Die Amtssignatur ist die elektronische Unterschrift einer öffentlichen Institution. Dieses digitale Siegel bzw. Signatur wird auf pdf-Dokumente aufgebracht und macht damit kenntlich, dass es sich um ein amtliches Schriftstück handelt. Dies wird im Zertifikat der Signatur durch den Object Identifier ausgedrückt und durch die Bildmarke der öffentlichen Institution sowie einen Hinweis, dass das Dokument amtssigniert wurde, visualisiert. Die Amtssignatur gewährleistet daher:

  • Erkennbarkeit der Herkunft des Dokuments
  • Prüfbarkeit des Dokuments
Die rechtlichen Bestimmungen zur Amtssignatur sind im 5. Abschnitt des E-Government Gesetzes (§§ 19 und 20) zu finden.

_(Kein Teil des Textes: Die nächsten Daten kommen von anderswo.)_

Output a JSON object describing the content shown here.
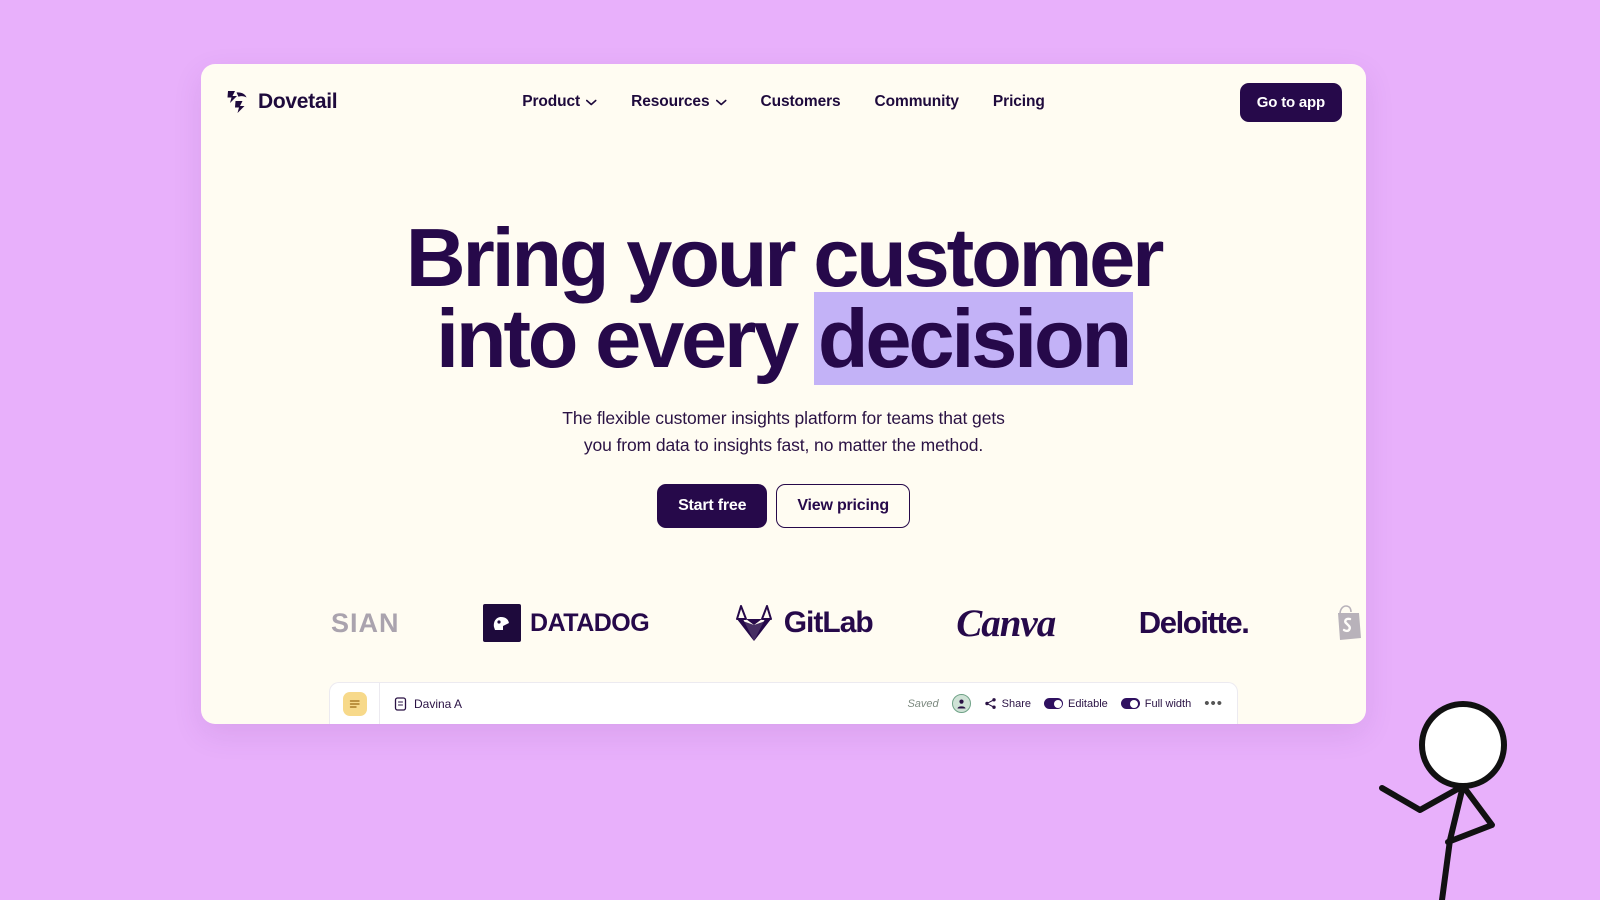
{
  "background_color": "#e8b0fb",
  "card_color": "#fffcf2",
  "brand": {
    "name": "Dovetail",
    "logo_icon": "dovetail-bird-mark"
  },
  "nav": {
    "items": [
      {
        "label": "Product",
        "has_dropdown": true
      },
      {
        "label": "Resources",
        "has_dropdown": true
      },
      {
        "label": "Customers",
        "has_dropdown": false
      },
      {
        "label": "Community",
        "has_dropdown": false
      },
      {
        "label": "Pricing",
        "has_dropdown": false
      }
    ],
    "cta_label": "Go to app"
  },
  "hero": {
    "title_line1": "Bring your customer",
    "title_line2_prefix": "into every ",
    "title_line2_highlight": "decision",
    "highlight_color": "#c3b2f7",
    "text_color": "#26094a",
    "subtitle_line1": "The flexible customer insights platform for teams that gets",
    "subtitle_line2": "you from data to insights fast, no matter the method.",
    "primary_button": "Start free",
    "secondary_button": "View pricing"
  },
  "logos": {
    "atlassian": "SIAN",
    "datadog": "DATADOG",
    "gitlab": "GitLab",
    "canva": "Canva",
    "deloitte": "Deloitte.",
    "shopify": "S"
  },
  "app_preview": {
    "note_icon": "sticky-note-icon",
    "doc_icon": "document-icon",
    "doc_title": "Davina A",
    "saved_status": "Saved",
    "avatar_icon": "user-avatar",
    "share_label": "Share",
    "share_icon": "share-icon",
    "editable_label": "Editable",
    "full_width_label": "Full width",
    "more_label": "•••"
  },
  "decoration": {
    "stick_figure": "stick-figure-drawing"
  }
}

Seit 1.1.2011 muss jedes von einer Behörde (im AVG-Verfahren) elektronisch ausgefertigte Dokument amtssigniert sein.

Die Auswahl und Darstellung bestimmter Merkmale der Amtssignatur gewährleisten die Sicherheit des Siegels bzw. der Signatur und damit die Gültigkeit des Dokumentes auch bei einem Ausdruck auf Papier (vgl. §20 E-GovG). Für das Aussehen der Amtssignatur gibt es keine verbindliche Regelung. Das E-Government Gesetz hält in §19 lediglich fest, dass neben der Bildmarke zumindest noch ein Hinweis, dass das Dokument amtssigniert wurde, enthalten sein muss. Die Information zur Prüfung des elektronischen Siegels bzw. der elektronischen Signatur ist ebenfalls bereitszustellen.

Die Amtssignatur sollte mehr oder weniger in Form eines Signaturblocks dargestellt sein.